When GE Aviation acquired the Czech airplane engine maker Walter Motors four years ago, Walter was an 80-year old turboprop business with some glorious history and top engineering talent. Walter’s workhorse product was the M601 engine. There were some 1,500 of them in service around the world, accumulating 17 million flight hours. But the M601 was developed in 1976 and badly needed an upgrade. With no capital to spare, Walter was doing little more than servicing the engines it had produced.

GE saw a great promise. The company was seeking to lift its presence in the turboprop market and Walter could help.
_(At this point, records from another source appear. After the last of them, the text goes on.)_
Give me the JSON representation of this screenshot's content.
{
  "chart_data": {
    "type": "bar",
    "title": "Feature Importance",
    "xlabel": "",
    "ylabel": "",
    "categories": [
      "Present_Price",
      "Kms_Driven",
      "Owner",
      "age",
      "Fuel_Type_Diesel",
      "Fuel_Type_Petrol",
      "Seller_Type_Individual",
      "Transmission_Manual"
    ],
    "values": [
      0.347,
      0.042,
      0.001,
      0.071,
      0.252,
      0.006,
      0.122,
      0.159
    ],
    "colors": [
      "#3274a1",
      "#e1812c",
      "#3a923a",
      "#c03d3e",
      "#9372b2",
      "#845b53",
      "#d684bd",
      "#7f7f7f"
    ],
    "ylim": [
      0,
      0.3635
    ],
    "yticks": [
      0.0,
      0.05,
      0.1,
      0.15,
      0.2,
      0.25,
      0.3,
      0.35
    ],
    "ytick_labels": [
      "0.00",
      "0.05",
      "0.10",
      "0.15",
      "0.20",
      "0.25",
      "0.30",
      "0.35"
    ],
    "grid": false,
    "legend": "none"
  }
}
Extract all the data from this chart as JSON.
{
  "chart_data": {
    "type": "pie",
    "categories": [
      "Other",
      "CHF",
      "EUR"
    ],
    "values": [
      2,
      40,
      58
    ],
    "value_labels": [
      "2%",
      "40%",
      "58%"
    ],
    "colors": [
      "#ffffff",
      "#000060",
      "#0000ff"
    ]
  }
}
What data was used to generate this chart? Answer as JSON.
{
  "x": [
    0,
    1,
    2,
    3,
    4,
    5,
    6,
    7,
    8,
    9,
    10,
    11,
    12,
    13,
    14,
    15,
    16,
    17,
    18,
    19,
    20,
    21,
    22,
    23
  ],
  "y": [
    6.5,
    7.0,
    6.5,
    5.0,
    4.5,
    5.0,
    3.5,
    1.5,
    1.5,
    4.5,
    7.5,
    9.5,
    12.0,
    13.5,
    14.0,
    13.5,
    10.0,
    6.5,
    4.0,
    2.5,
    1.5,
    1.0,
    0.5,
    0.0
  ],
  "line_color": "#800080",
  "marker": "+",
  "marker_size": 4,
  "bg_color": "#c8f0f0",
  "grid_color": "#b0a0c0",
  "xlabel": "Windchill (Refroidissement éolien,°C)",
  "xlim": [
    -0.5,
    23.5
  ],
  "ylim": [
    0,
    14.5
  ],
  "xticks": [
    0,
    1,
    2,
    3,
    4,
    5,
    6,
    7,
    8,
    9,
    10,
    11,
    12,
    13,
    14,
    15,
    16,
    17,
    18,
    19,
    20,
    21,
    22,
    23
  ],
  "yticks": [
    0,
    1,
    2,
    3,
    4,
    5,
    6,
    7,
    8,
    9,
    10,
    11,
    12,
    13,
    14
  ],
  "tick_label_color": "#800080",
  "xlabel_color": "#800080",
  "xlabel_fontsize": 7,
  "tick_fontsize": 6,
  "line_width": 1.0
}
After the Walter deal closed in 2008, GE tasked teams of aviation engineers in Ohio and Massachusetts and their Czech counterparts to apply U.S. know-how, advanced materials and three-dimensional aerodynamic design techniques, and slim down and rebuild the M601.

The result was a new GE turboprop called H80. It took a maiden flight in 2010. This week, the European Aviation Safety Agency (EASA) certified the engine, a milestone GE celebrated in Prague, the Czech capital, in the company of U.S. Charge d’Affaires Joe Pennington and Czech Minister of Industry and Trade Martin Kuba.

The H80 takes the elegant and robust design of the M601 and combines it with advanced materials and sophisticated technologies to create a more powerful, fuel-efficient and durable engine. For example, the new design allows the engine to operate more efficiently in hot weather, especially during the take-off, and deliver more shaft horsepower and faster high-altitude cruise speeds.